Design, Setting and Participants
The study was a cross-sectional analysis of baseline survey responses of participants from two sites in a study of language barriers and communication. We recruited patients from the Alameda County Medical Center cardiology clinic and inpatient general medical-surgical ward with the goal of obtaining a Spanish-speaking Latino sample and an English-speaking comparison group of any ethnicity. Recruitment occurred between March 2004 and August 2005. Bilingual research assistants identified Spanish-speaking patients by surname and primary language as it was listed on the clinic schedule or on the inpatient board and registration card, and by consulting nursing staff at both locations. Research assistants then confirmed the patient’s primary language at the time of enrollment. On the days that interviewers were on site, efforts were made to recruit all patients who appeared to be primarily Spanish speakers; the days of the week on which recruitment occurred were varied to include a representative sample of LEP patients. For purposes of comparison, English speakers were recruited at both sites over the same time period as the Spanish speakers.
Informed consent was obtained from patients prior to their baseline interview.
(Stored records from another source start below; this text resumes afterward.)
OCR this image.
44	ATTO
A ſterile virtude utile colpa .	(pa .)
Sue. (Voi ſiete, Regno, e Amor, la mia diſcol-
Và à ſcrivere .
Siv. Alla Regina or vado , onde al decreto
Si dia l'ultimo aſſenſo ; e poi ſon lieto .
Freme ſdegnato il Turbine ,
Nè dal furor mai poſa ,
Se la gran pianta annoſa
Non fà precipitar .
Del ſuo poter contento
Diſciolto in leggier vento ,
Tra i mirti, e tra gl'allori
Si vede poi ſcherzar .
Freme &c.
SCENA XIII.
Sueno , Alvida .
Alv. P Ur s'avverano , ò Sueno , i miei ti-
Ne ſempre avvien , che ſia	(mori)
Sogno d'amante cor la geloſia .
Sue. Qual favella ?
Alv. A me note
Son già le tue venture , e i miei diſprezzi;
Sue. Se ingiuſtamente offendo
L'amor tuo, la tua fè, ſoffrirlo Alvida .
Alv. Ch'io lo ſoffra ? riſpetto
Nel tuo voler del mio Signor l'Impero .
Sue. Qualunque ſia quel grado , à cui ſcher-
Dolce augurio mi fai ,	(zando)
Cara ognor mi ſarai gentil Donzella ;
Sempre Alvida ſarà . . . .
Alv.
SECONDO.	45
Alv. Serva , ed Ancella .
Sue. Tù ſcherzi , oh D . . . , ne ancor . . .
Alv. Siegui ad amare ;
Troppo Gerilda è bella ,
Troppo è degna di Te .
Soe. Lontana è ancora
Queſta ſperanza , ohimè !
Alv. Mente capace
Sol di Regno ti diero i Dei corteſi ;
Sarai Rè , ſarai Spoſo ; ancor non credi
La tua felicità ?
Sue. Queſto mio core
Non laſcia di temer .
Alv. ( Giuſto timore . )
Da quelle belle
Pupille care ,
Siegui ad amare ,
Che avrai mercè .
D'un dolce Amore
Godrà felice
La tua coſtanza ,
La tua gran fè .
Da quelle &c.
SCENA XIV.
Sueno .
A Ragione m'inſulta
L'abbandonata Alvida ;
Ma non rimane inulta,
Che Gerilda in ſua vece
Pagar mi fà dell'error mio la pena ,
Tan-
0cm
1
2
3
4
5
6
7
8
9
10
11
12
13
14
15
Individuals were excluded if they were younger than 18 years old, spoke a language other than English or Spanish, or failed a cognitive screen at the beginning of the interview (Mini-Cog).23–26 Research assistants conducted a face-to-face interview with the participants in their language of choice. The institutional review boards of the University of California San Francisco and Alameda County Medical Center approved the protocol.
Outcomes and Follow-up
Demographic variables included age, gender, and self-reported ethnicity. Three language-related variables were used in this analysis: English proficiency, language preference for medical care, and potential benefit derived from language assistance services. First, to assess English proficiency, participants were asked the Census-LEP item: “How well do you speak English?” Response options were “not at all, not well, well, or very well”. Second, to assess language preference, participants were asked, “In general, in what language do you prefer to receive your medical care?” Response options were “English, Spanish, or both equally”. The language preference item was dichotomized into English and English and Spanish equally, versus Spanish. Finally, we created the composite variable “benefit from language assistance” by combining the Census-LEP with the language preference for medical care question as described in the Figure. This new composite variable “benefit from language assistance” was dichotomous, with individuals categorized as likely to benefit (benefit group) versus unlikely to benefit (no benefit group) from language assistance. Persons answering “not at all” or “not well” to the Census-LEP were included in the “benefit” group; in addition, those answering “well” but indicating their language preference as Spanish, were also categorized in the “benefit” group. Those patients either answering “very well”, or answering “well” to the Census-LEP but reporting their language preference as English or both English and Spanish equally, were categorized as “no benefit.”
We assessed participants’ self-reported ability to communicate effectively in English with their physicians (outcome variables) using the questions: “How well can you discuss your symptoms with your doctors in English?” and, “How well can you understand your doctors’ recommendations in English?” These questions were asked immediately preceding the visit for the cardiology clinic patients, and during hospitalization for the inpatients. Both communication questions had the same response options as the Census-LEP question. As used in prior research on physician communication,27 each of these questions was dichotomized, such that only those answering “well” or “very well” were considered able to communicate effectively in English with their physicians.
Statistical analyses were performed using STATA 9.28 We used receiver operating curves (ROC)29–31 to assess the value of two different response thresholds of Census-LEP—a high threshold of less than “very well” (LEP) vs. “very well” (English-proficient), and a mid-threshold of less than “well” (LEP) vs. greater than or equal to “well” (English-proficient)—in predicting effective communication with physicians. Thus, the high threshold definition of LEP included those who responded “well” to the U.S. Census question, and the mid-threshold did not. Using the two outcomes of patient-reported ability to discuss symptoms and to understand physician recommendations in English as the gold standard, we compared the sensitivity and specificity of the following: 1) each of these two response thresholds of the Census-LEP question alone; 2) the preferred language for medical care question alone; and 3) the new composite variable “benefit from language assistance”.